Thursday afternoon seems to mark the point at which everyone begins to wish
the other Shabbat Shalom.
Yet a very uneasy shalom hangs over Jerusalem as we begin to prepare for
Shabbat. Traffic on Jaffa Road is back to normal and it is as if yesterday’s
incomprehensible attack simply wasn’t. Today, though, a Palestinian East
Jerusalem cab driver said: “Yesterday we couldn’t look at each other.” The
bulldozer attack was not, to most estimations, an organized terror action.

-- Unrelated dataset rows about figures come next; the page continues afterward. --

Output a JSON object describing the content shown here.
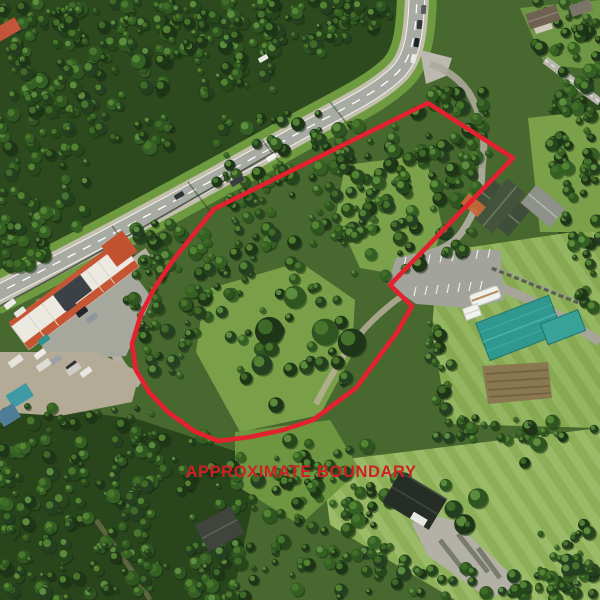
{
  "photo": {
    "type": "aerial-drone-photo",
    "subject": "forested property parcel beside a highway with commercial strip mall, chalet house, teal-roof building and neighboring homes"
  },
  "annotation": {
    "label": "APPROXIMATE BOUNDARY",
    "label_color": "#cf2026",
    "line_color": "#e4212e",
    "boundary_points": "428,103 513,158 390,285 412,306 398,331 356,388 313,420 283,430 250,437 218,441 194,431 168,412 149,392 136,370 132,344 141,314 154,289 171,263 189,240 214,209"
  }
}
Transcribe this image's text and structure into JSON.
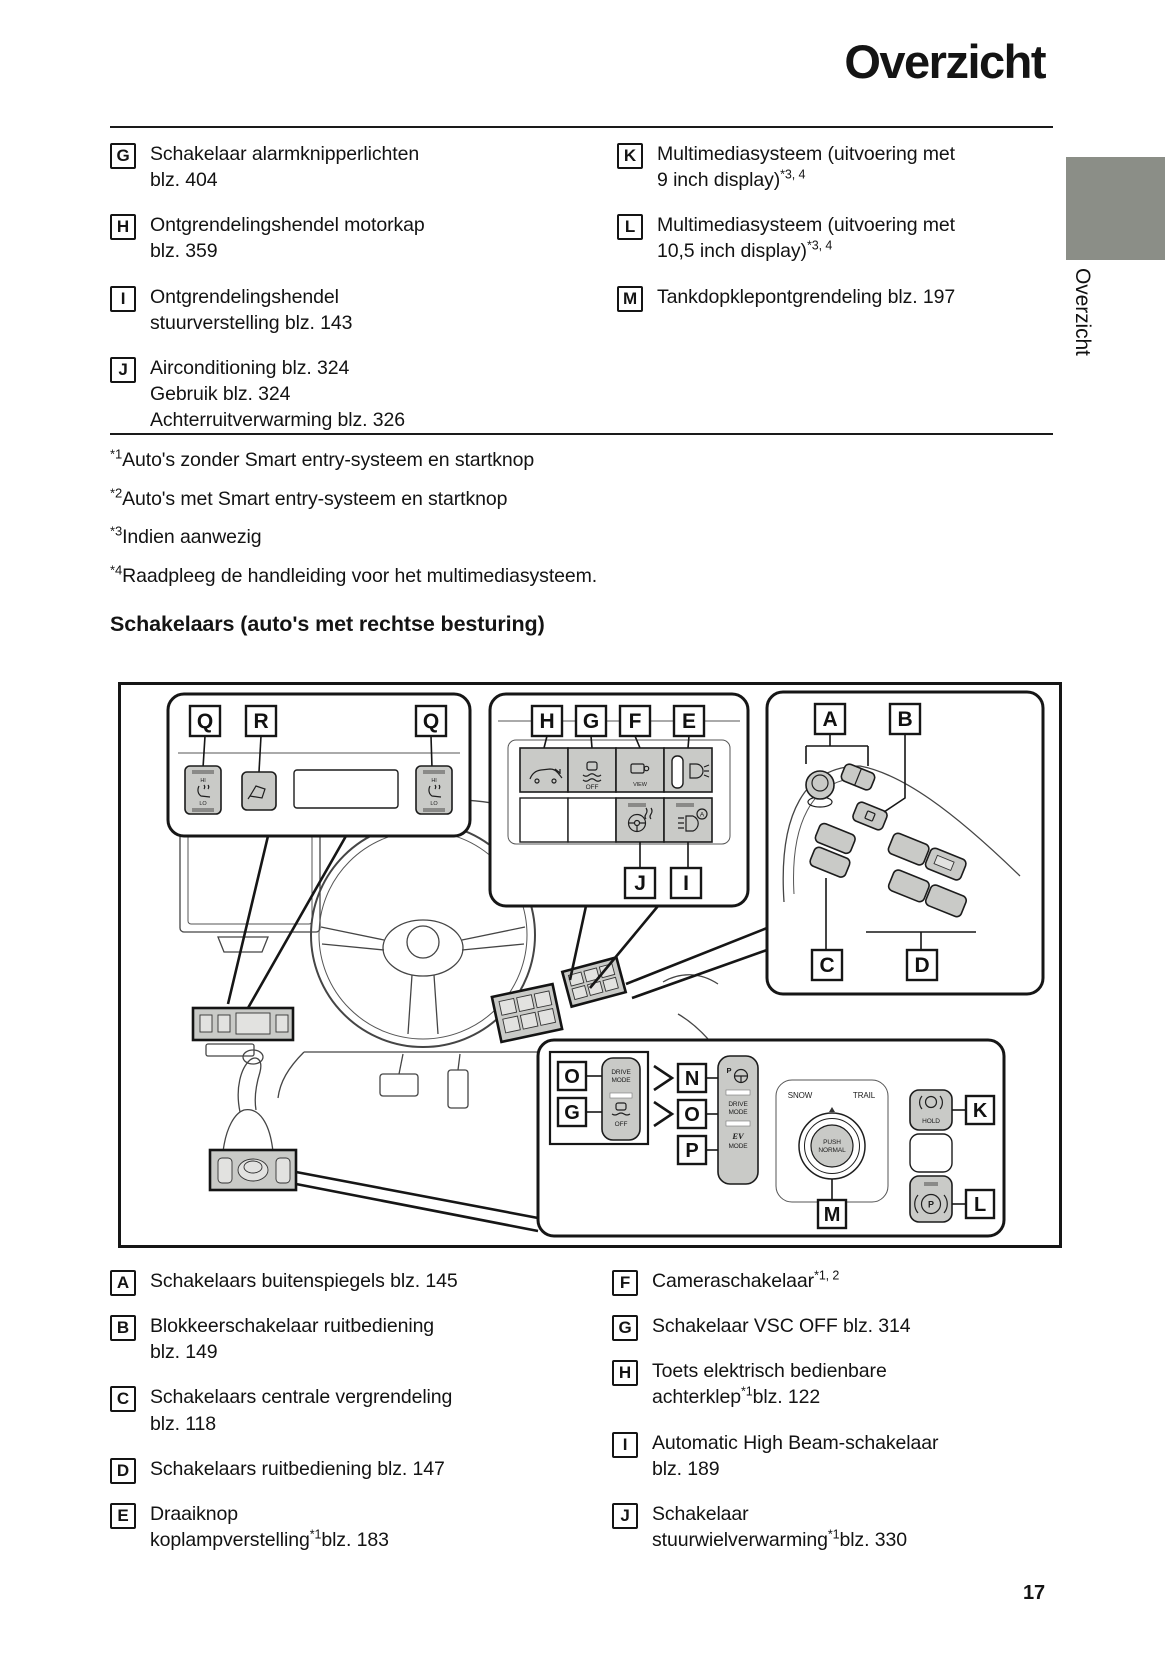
{
  "page": {
    "title": "Overzicht",
    "side_tab": "Overzicht",
    "section_heading": "Schakelaars (auto's met rechtse besturing)",
    "page_number": "17"
  },
  "top_list": {
    "left": [
      {
        "letter": "G",
        "line1": "Schakelaar alarmknipperlichten",
        "text": "blz. 404"
      },
      {
        "letter": "H",
        "line1": "Ontgrendelingshendel motorkap",
        "text": "blz. 359"
      },
      {
        "letter": "I",
        "line1": "Ontgrendelingshendel",
        "text": "stuurverstelling blz. 143"
      },
      {
        "letter": "J",
        "line1": "Airconditioning blz. 324",
        "line2": "Gebruik blz. 324",
        "text": "Achterruitverwarming blz. 326"
      }
    ],
    "right": [
      {
        "letter": "K",
        "line1": "Multimediasysteem (uitvoering met",
        "text": "9 inch display)",
        "sup": "*3, 4"
      },
      {
        "letter": "L",
        "line1": "Multimediasysteem (uitvoering met",
        "text": "10,5 inch display)",
        "sup": "*3, 4"
      },
      {
        "letter": "M",
        "text": "Tankdopklepontgrendeling blz. 197"
      }
    ]
  },
  "footnotes": [
    {
      "marker": "*1",
      "text": "Auto's zonder Smart entry-systeem en startknop"
    },
    {
      "marker": "*2",
      "text": "Auto's met Smart entry-systeem en startknop"
    },
    {
      "marker": "*3",
      "text": "Indien aanwezig"
    },
    {
      "marker": "*4",
      "text": "Raadpleeg de handleiding voor het multimediasysteem."
    }
  ],
  "bottom_list": {
    "left": [
      {
        "letter": "A",
        "text": "Schakelaars buitenspiegels blz. 145"
      },
      {
        "letter": "B",
        "line1": "Blokkeerschakelaar ruitbediening",
        "text": "blz. 149"
      },
      {
        "letter": "C",
        "line1": "Schakelaars centrale vergrendeling",
        "text": "blz. 118"
      },
      {
        "letter": "D",
        "text": "Schakelaars ruitbediening blz. 147"
      },
      {
        "letter": "E",
        "line1": "Draaiknop",
        "text": "koplampverstelling",
        "sup": "*1",
        "text2": "blz. 183"
      }
    ],
    "right": [
      {
        "letter": "F",
        "text": "Cameraschakelaar",
        "sup": "*1, 2"
      },
      {
        "letter": "G",
        "text": "Schakelaar VSC OFF blz. 314"
      },
      {
        "letter": "H",
        "line1": "Toets elektrisch bedienbare",
        "text": "achterklep",
        "sup": "*1",
        "text2": "blz. 122"
      },
      {
        "letter": "I",
        "line1": "Automatic High Beam-schakelaar",
        "text": "blz. 189"
      },
      {
        "letter": "J",
        "line1": "Schakelaar",
        "text": "stuurwielverwarming",
        "sup": "*1",
        "text2": "blz. 330"
      }
    ]
  },
  "diagram": {
    "letters": {
      "q": "Q",
      "r": "R",
      "h": "H",
      "g": "G",
      "f": "F",
      "e": "E",
      "j": "J",
      "i": "I",
      "a": "A",
      "b": "B",
      "c": "C",
      "d": "D",
      "n": "N",
      "o": "O",
      "p": "P",
      "m": "M",
      "k": "K",
      "l": "L"
    },
    "texts": {
      "hi": "HI",
      "lo": "LO",
      "off": "OFF",
      "view": "VIEW",
      "drive": "DRIVE",
      "mode": "MODE",
      "ev": "EV",
      "snow": "SNOW",
      "trail": "TRAIL",
      "push": "PUSH",
      "normal": "NORMAL",
      "hold": "HOLD"
    }
  }
}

The perpetrator lived with a Jewish woman in the East Jerusalem village of
Suhr Baher, a community where Palestinians hold Israeli ID cards and from
which many of the trusted workers come. He had a criminal record and was
employed as a construction worker on the Jerusalem light rail transportation
project. Stories have surface that moments before he drove the front-loader
off the site into traffic he was taunted and pelted with stones by Charedi
children. And then he snapped.
Whatever the motivation, we grieve for the loss of more lives and the
suffering inflicted upon dozens. The press repeats the story of the parents
who handed their infant out of the car window to a passer-by moments before
their car was crushed.
For some reason unknown to me, I call to mind the Talmudic assessment that
Jerusalem was destroyed because of “sinat chinam”– gratuitous hatred. Far
too few of us are able to look each other in the eye these days. We pray for
guidance this coming Shabbat for our God to help us put an end to that
hatred even as we pray for renewed strength and resolve for our defense.